Appropriate selection of empirical antimicrobial therapy should be guided by the ICU-specific antibiogram. The recommended empirical antimicrobial therapy at the CMJAH ICU/HCU based on the antibiogram analysis would include ertapenem to cover the Enterobacteriaceae. Amikacin is recommended for empirical treatment of suspected pseudomonal infections. Additional empirical antimicrobial therapy for Gram-positive organisms is not routinely advocated, and empirical antifungal therapy with amphotericin B or micafungin is only appropriate in patients at high risk for invasive candidiasis.
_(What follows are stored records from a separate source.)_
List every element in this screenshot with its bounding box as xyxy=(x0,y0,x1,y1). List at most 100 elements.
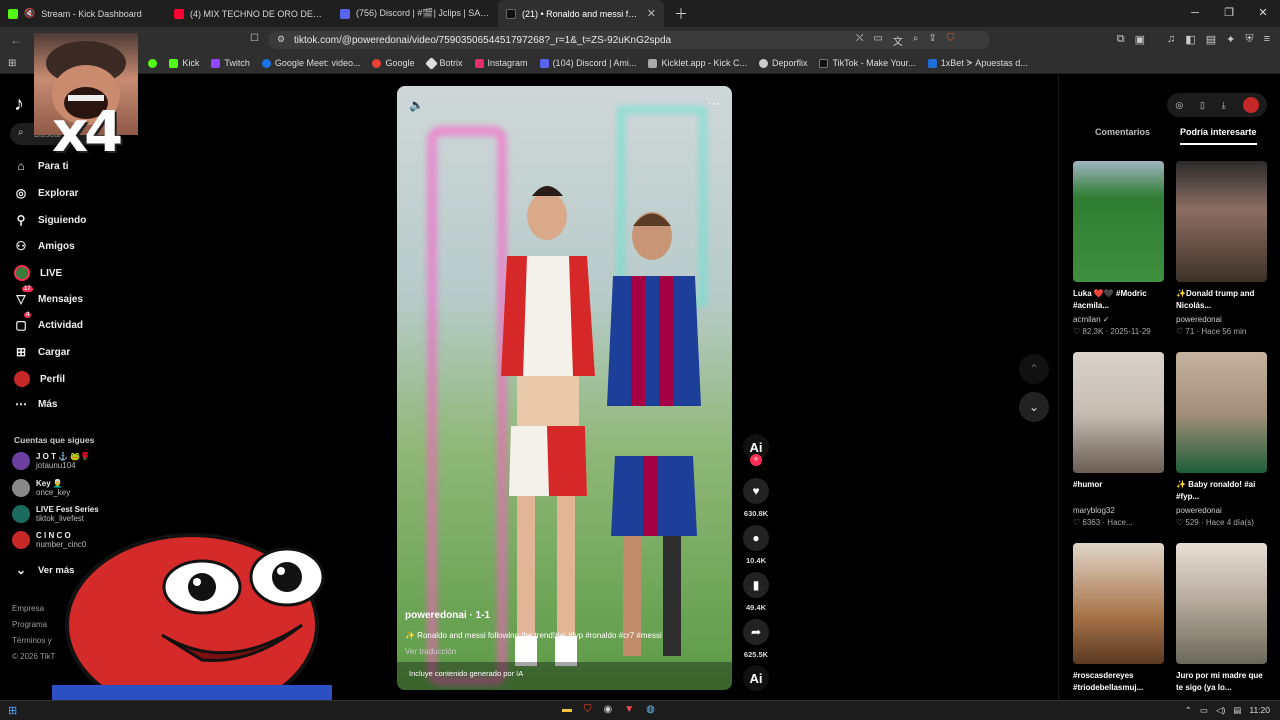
suggested-video-card[interactable]: #humor maryblog32 ♡ 6363 · Hace... xyxy=(1073,352,1164,527)
save-button[interactable]: ▮ 49.4K xyxy=(742,572,770,612)
footer-link[interactable]: Términos y xyxy=(12,633,55,649)
ime-icon[interactable]: ▤ xyxy=(1233,705,1241,716)
bookmark-star-icon[interactable]: ☐ xyxy=(250,33,259,44)
vpn-icon[interactable]: ⛨ xyxy=(1245,33,1253,46)
leo-icon[interactable]: ✦ xyxy=(1226,33,1235,46)
suggested-video-card[interactable]: Luka ❤️🖤 #Modric #acmila... acmilan ✓ ♡ … xyxy=(1073,161,1164,336)
file-explorer-icon[interactable]: ▬ xyxy=(562,704,572,715)
sidebar-toggle-icon[interactable]: ◧ xyxy=(1185,33,1195,46)
more-options-icon[interactable]: ⋯ xyxy=(707,96,720,112)
device-icon[interactable]: ▯ xyxy=(1200,100,1205,111)
bookmark-google[interactable]: Google xyxy=(372,58,415,68)
apps-grid-icon[interactable]: ⊞ xyxy=(8,58,16,69)
like-button[interactable]: ♥ 630.8K xyxy=(742,478,770,518)
wallet2-icon[interactable]: ▤ xyxy=(1206,33,1216,46)
minimize-icon[interactable]: ─ xyxy=(1178,0,1212,27)
suggested-video-card[interactable]: #roscasdereyes #triodebellasmuj... xyxy=(1073,543,1164,694)
followed-account[interactable]: Key 👨‍🦳 once_key xyxy=(12,479,70,497)
zoom-icon[interactable]: ⌕ xyxy=(913,33,919,48)
sidebar-item-cargar[interactable]: ⊞ Cargar xyxy=(14,345,70,359)
translate-page-icon[interactable]: 文 xyxy=(893,33,903,48)
sidebar-item-mensajes[interactable]: ▽ 17 Mensajes xyxy=(14,286,83,306)
author-avatar-button[interactable]: Ai + xyxy=(742,434,770,466)
compass-icon[interactable]: ◎ xyxy=(1175,100,1183,111)
suggested-video-card[interactable]: Juro por mi madre que te sigo (ya lo... xyxy=(1176,543,1267,694)
bookmark-discord[interactable]: (104) Discord | Ami... xyxy=(539,58,636,68)
bookmark-botrix[interactable]: Botrix xyxy=(424,56,463,70)
sidebar-item-mas[interactable]: ⋯ Más xyxy=(14,397,57,411)
tab-kick-dashboard[interactable]: 🔇 Stream - Kick Dashboard xyxy=(0,0,166,27)
suggested-video-card[interactable]: ✨ Baby ronaldo! #ai #fyp... poweredonai … xyxy=(1176,352,1267,527)
video-player[interactable]: 🔈 ⋯ poweredonai · 1-1 ✨ Ronaldo and mess… xyxy=(397,86,732,690)
sound-avatar-button[interactable]: Ai xyxy=(742,665,770,691)
footer-link[interactable]: Empresa xyxy=(12,601,55,617)
valorant-icon[interactable]: ▼ xyxy=(624,704,634,715)
new-tab-button[interactable]: ＋ xyxy=(664,4,698,24)
cast-icon[interactable]: ▭ xyxy=(873,33,882,48)
windows-start-icon[interactable]: ⊞ xyxy=(8,704,17,717)
sidebar-item-perfil[interactable]: Perfil xyxy=(14,371,65,387)
bookmark-google-meet[interactable]: Google Meet: video... xyxy=(261,58,360,68)
bookmark-tiktok[interactable]: TikTok - Make Your... xyxy=(819,58,916,68)
sidebar-item-actividad[interactable]: ▢ 4 Actividad xyxy=(14,312,83,332)
upload-icon: ⊞ xyxy=(15,345,27,359)
back-icon[interactable]: ← xyxy=(10,33,22,47)
bookmark-twitch[interactable]: Twitch xyxy=(211,58,250,68)
site-settings-icon[interactable]: ⚙ xyxy=(277,34,285,45)
right-panel: ◎ ▯ ⤓ Comentarios Podría interesarte Luk… xyxy=(1058,75,1280,700)
sidebar-item-siguiendo[interactable]: ⚲ Siguiendo xyxy=(14,213,87,227)
bookmark-instagram[interactable]: Instagram xyxy=(474,58,528,68)
wallet-icon[interactable]: ▣ xyxy=(1135,33,1145,46)
sidebar-item-amigos[interactable]: ⚇ Amigos xyxy=(14,239,75,253)
tab-discord[interactable]: (756) Discord | #🎬| Jclips | SAPOLIC xyxy=(332,0,498,27)
bookmark-1xbet[interactable]: 1xBet ᗒ Apuestas d... xyxy=(927,58,1028,69)
tab-comentarios[interactable]: Comentarios xyxy=(1095,127,1150,137)
menu-icon[interactable]: ≡ xyxy=(1264,33,1270,46)
footer-link[interactable]: Programa xyxy=(12,617,55,633)
music-icon[interactable]: ♫ xyxy=(1167,33,1175,46)
1xbet-icon xyxy=(927,58,937,68)
compass-icon: ◎ xyxy=(15,186,27,200)
bookmark-deporflix[interactable]: Deporflix xyxy=(758,58,807,68)
sidebar-item-live[interactable]: LIVE xyxy=(14,265,62,281)
close-window-icon[interactable]: ✕ xyxy=(1246,0,1280,27)
chevron-down-icon: ⌄ xyxy=(1028,400,1040,414)
translate-icon[interactable]: ⛌ xyxy=(856,33,863,48)
heart-icon: ♥ xyxy=(743,478,769,504)
restore-icon[interactable]: ❐ xyxy=(1212,0,1246,27)
brave-shield-icon[interactable]: ⛉ xyxy=(947,33,955,48)
user-avatar-icon[interactable] xyxy=(1242,97,1259,113)
tab-tiktok-active[interactable]: (21) • Ronaldo and messi follow ✕ xyxy=(498,0,664,27)
clock[interactable]: 11:20 xyxy=(1249,705,1270,716)
tab-youtube[interactable]: (4) MIX TECHNO DE ORO DE 80's & ' xyxy=(166,0,332,27)
previous-video-button[interactable]: ⌃ xyxy=(1019,354,1049,384)
followed-account[interactable]: LIVE Fest Series tiktok_livefest xyxy=(12,505,99,523)
comment-button[interactable]: ● 10.4K xyxy=(742,525,770,565)
translate-link[interactable]: Ver traducción xyxy=(405,647,456,656)
video-author[interactable]: poweredonai · 1-1 xyxy=(405,610,490,621)
close-tab-icon[interactable]: ✕ xyxy=(647,7,656,20)
share-page-icon[interactable]: ⇪ xyxy=(929,33,937,48)
next-video-button[interactable]: ⌄ xyxy=(1019,392,1049,422)
bookmark-kick[interactable]: Kick xyxy=(169,58,199,68)
download-icon[interactable]: ⤓ xyxy=(1222,100,1226,111)
brave-browser-icon[interactable]: ⛉ xyxy=(584,704,592,715)
share-button[interactable]: ➦ 625.5K xyxy=(742,619,770,659)
volume-icon[interactable]: ◁) xyxy=(1216,705,1225,716)
tab-podria-interesarte[interactable]: Podría interesarte xyxy=(1180,127,1257,145)
sidebar-item-explorar[interactable]: ◎ Explorar xyxy=(14,186,79,200)
search-icon: ⌕ xyxy=(18,127,24,138)
chevron-up-icon[interactable]: ⌃ xyxy=(1185,705,1192,716)
extensions-icon[interactable]: ⧉ xyxy=(1117,33,1125,46)
suggested-video-card[interactable]: ✨Donald trump and Nicolás... poweredonai… xyxy=(1176,161,1267,336)
network-icon[interactable]: ▭ xyxy=(1200,705,1208,716)
tiktok-logo-icon[interactable]: ♪ xyxy=(14,93,24,116)
obs-icon[interactable]: ◉ xyxy=(604,704,613,715)
followed-account[interactable]: J O T ⚓ 🐸🌹 jotaunu104 xyxy=(12,452,90,470)
discord-favicon-icon xyxy=(340,8,350,19)
follow-plus-icon[interactable]: + xyxy=(750,454,762,466)
bookmark-kicklet[interactable]: Kicklet.app - Kick C... xyxy=(648,58,747,68)
volume-icon[interactable]: 🔈 xyxy=(409,98,424,112)
bookmark-badge[interactable] xyxy=(148,58,158,68)
steam-icon[interactable]: ◍ xyxy=(646,704,655,715)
感染是重症监护病房(ICU)患者的常见并发症,而抗菌药物耐药性(AMR)的增加是一个主要关注点。因此,监测 AMR 模式对于支持临床决策和抗菌药物管理策略至关重要。临床微生物学家应提供年度累积抗生素谱报告,该报告可用于指导感染管理的初始经验性抗菌治疗。
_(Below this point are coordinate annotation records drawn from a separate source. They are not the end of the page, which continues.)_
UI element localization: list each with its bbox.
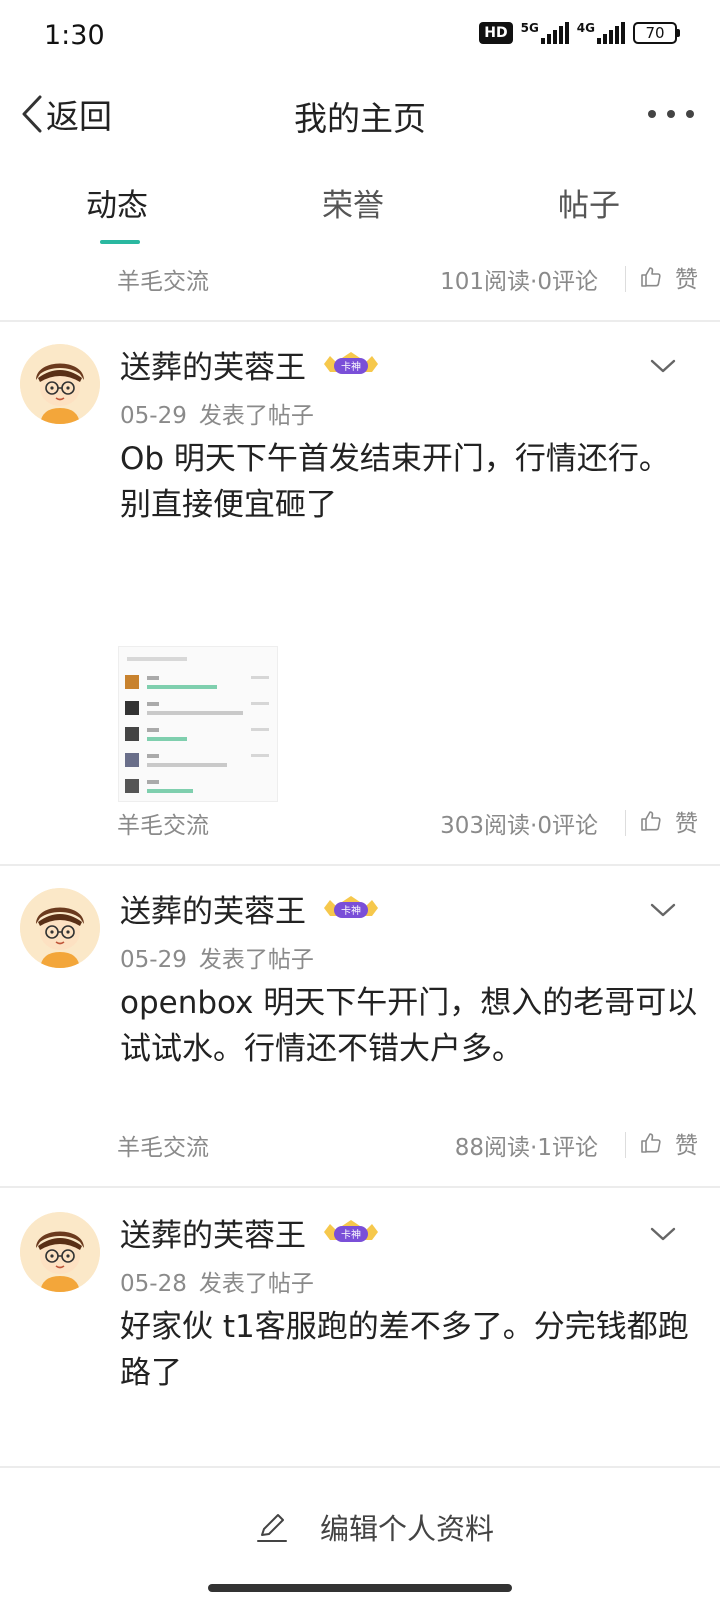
thumb-up-icon: [641, 267, 661, 287]
tab-honors[interactable]: 荣誉: [322, 180, 384, 225]
post-body[interactable]: openbox 明天下午开门，想入的老哥可以试试水。行情还不错大户多。: [120, 980, 700, 1072]
rank-badge-icon: 卡神: [324, 1220, 378, 1242]
back-label: 返回: [46, 97, 112, 136]
tab-bar: 动态 荣誉 帖子: [0, 166, 720, 246]
post-body[interactable]: 好家伙 t1客服跑的差不多了。分完钱都跑路了: [120, 1304, 700, 1396]
back-button[interactable]: 返回: [20, 92, 112, 136]
rank-badge-icon: 卡神: [324, 352, 378, 374]
chevron-down-icon[interactable]: [648, 356, 678, 376]
battery-icon: 70: [633, 22, 680, 44]
rank-badge-label: 卡神: [341, 360, 361, 373]
like-button[interactable]: 赞: [639, 260, 698, 294]
signal-5g-icon: 5G: [521, 22, 569, 44]
avatar[interactable]: [20, 344, 100, 424]
post-meta-row: 羊毛交流 101阅读·0评论 赞: [0, 256, 720, 296]
community-link[interactable]: 羊毛交流: [117, 262, 209, 296]
bottom-bar: 编辑个人资料: [0, 1466, 720, 1600]
avatar[interactable]: [20, 1212, 100, 1292]
post-card[interactable]: 送葬的芙蓉王 卡神 05-28 发表了帖子 好家伙 t1客服跑的差不多了。分完钱都…: [0, 1188, 720, 1466]
status-icons: HD 5G 4G 70: [479, 22, 680, 44]
status-bar: 1:30 HD 5G 4G 70: [0, 0, 720, 76]
thumb-up-icon: [641, 1133, 661, 1153]
rank-badge-label: 卡神: [341, 1228, 361, 1241]
home-indicator[interactable]: [208, 1584, 512, 1592]
post-stats: 303阅读·0评论: [440, 813, 598, 839]
rank-badge-icon: 卡神: [324, 896, 378, 918]
edit-profile-label: 编辑个人资料: [320, 1512, 495, 1546]
post-date: 05-28 发表了帖子: [120, 1271, 314, 1297]
username[interactable]: 送葬的芙蓉王: [120, 886, 306, 931]
like-label: 赞: [675, 1133, 698, 1159]
post-meta-row: 羊毛交流 303阅读·0评论 赞: [0, 800, 720, 840]
hd-badge: HD: [479, 22, 513, 44]
post-stats: 101阅读·0评论: [440, 269, 598, 295]
post-image[interactable]: [118, 646, 278, 802]
post-date: 05-29 发表了帖子: [120, 403, 314, 429]
more-icon[interactable]: [648, 102, 694, 126]
rank-badge-label: 卡神: [341, 904, 361, 917]
community-link[interactable]: 羊毛交流: [117, 806, 209, 840]
like-button[interactable]: 赞: [639, 804, 698, 838]
like-label: 赞: [675, 267, 698, 293]
post-card[interactable]: 送葬的芙蓉王 卡神 05-29 发表了帖子 Ob 明天下午首发结束开门，行情还行。…: [0, 320, 720, 864]
username[interactable]: 送葬的芙蓉王: [120, 1210, 306, 1255]
post-stats: 88阅读·1评论: [454, 1135, 598, 1161]
like-label: 赞: [675, 811, 698, 837]
nav-bar: 返回 我的主页: [0, 76, 720, 152]
tab-posts[interactable]: 帖子: [558, 180, 620, 225]
back-icon: [22, 95, 42, 133]
avatar[interactable]: [20, 888, 100, 968]
post-date: 05-29 发表了帖子: [120, 947, 314, 973]
like-button[interactable]: 赞: [639, 1126, 698, 1160]
thumb-up-icon: [641, 811, 661, 831]
avatar-icon: [20, 344, 100, 424]
avatar-icon: [20, 888, 100, 968]
tab-dynamics[interactable]: 动态: [86, 180, 148, 225]
post-body[interactable]: Ob 明天下午首发结束开门，行情还行。别直接便宜砸了: [120, 436, 700, 528]
status-time: 1:30: [44, 20, 105, 51]
chevron-down-icon[interactable]: [648, 900, 678, 920]
chevron-down-icon[interactable]: [648, 1224, 678, 1244]
post-meta-row: 羊毛交流 88阅读·1评论 赞: [0, 1122, 720, 1162]
community-link[interactable]: 羊毛交流: [117, 1128, 209, 1162]
username[interactable]: 送葬的芙蓉王: [120, 342, 306, 387]
edit-profile-button[interactable]: 编辑个人资料: [254, 1506, 494, 1548]
edit-icon: [257, 1514, 287, 1542]
avatar-icon: [20, 1212, 100, 1292]
tab-indicator: [100, 240, 140, 244]
signal-4g-icon: 4G: [577, 22, 625, 44]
分析 2013 年和 2017 年夏洛特·马克斯凯 Johannesburg 学术医院(CMJAH)综合成人多学科 ICU 和高护理病房(HCU)的累积抗生素谱,比较这两年的抗菌药物敏感性测试(AST)模式,并分析血培养分离物的亚组。
对 ICU/HCU 从国家卫生实验室服务实验室信息系统中提取的常规细菌和真菌培养及 AST 数据进行回顾性描述性分析。每年每位患者的每种给定菌种的第一个诊断分离株均纳入分析。所有分析和报告均符合适用的临床和实验室标准协会指南进行。
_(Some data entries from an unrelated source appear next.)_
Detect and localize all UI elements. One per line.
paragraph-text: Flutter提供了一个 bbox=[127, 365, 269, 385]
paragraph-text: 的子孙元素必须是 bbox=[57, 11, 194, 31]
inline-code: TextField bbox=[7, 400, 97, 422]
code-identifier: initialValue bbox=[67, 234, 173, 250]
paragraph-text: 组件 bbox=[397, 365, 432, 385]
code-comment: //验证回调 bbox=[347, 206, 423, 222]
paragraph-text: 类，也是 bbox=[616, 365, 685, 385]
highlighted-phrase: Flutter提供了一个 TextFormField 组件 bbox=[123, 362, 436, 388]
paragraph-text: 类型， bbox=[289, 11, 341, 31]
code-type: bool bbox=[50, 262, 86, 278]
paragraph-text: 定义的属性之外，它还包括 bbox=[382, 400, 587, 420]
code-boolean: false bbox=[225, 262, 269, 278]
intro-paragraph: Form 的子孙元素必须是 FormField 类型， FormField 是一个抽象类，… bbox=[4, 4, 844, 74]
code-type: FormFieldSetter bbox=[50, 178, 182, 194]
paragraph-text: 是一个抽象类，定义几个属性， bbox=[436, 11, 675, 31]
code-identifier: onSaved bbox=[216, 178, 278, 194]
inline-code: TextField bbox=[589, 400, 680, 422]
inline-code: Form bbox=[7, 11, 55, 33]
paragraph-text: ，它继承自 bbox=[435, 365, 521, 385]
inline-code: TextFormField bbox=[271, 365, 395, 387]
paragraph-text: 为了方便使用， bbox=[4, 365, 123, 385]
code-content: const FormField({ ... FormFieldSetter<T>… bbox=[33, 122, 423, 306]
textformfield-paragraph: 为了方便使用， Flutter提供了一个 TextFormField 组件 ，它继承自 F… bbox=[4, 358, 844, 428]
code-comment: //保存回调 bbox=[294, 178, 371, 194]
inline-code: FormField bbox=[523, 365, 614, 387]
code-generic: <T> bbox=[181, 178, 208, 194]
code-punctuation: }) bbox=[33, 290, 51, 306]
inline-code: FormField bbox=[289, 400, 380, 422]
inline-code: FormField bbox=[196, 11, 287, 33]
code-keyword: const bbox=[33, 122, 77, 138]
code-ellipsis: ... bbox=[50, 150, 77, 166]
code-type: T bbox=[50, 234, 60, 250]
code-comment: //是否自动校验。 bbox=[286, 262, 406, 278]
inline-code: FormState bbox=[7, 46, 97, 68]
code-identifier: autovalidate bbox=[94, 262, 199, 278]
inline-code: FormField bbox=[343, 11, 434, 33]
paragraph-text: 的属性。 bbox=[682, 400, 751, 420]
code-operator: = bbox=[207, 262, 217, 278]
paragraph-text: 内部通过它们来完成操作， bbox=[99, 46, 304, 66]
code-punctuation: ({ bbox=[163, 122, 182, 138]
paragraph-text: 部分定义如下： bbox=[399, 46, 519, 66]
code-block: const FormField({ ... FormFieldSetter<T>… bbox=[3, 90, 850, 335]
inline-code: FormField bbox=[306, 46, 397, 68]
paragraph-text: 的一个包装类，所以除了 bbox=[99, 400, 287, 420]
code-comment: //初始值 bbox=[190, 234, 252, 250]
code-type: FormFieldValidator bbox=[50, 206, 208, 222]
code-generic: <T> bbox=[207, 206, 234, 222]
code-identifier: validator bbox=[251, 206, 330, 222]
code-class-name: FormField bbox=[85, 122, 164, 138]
肠杆菌科在 2013 年(60%)和 2017 年(56%)的首次分离培养中占主导地位。2013 年至 2017 年,产超广谱β-内酰胺酶的肠杆菌科的总体下降(从 42%降至 30%)(p=0.013),同时耐碳青霉烯肠杆菌科的增加(从 4%至 11%)(p=0.24)。虽然 2017 年不动杆菌属的总百分比下降(p=0.021),但广泛耐药分离株的比例在 2017 年翻了一番,达到 68%(p<0.001)。耐甲氧西林金黄色葡萄球菌的比例从 49%显著下降至 14%(p<0.001),同时万古霉素耐药肠球菌从 17%降至 0%(p=0.001)。2013 年为 0%的耳念珠菌在 2017 年增加至 11%(p=0.002),并且在 2017 年血培养中非白色念珠菌占主导地位(80%)(p=0.023)。
应根据 ICU 特定的抗生素谱来指导经验性抗菌治疗的适当选择。基于抗生素谱分析,CMJAH ICU/HCU 推荐的经验性抗菌治疗包括厄他培南以覆盖肠杆菌科。阿米卡星推荐用于疑似假单胞菌感染的经验性治疗。通常不主张针对革兰氏阳性菌的额外经验性抗菌治疗,对于有侵袭性念珠菌病高危风险的患者,经验性抗真菌治疗仅应用两性霉素 B 或米卡芬净。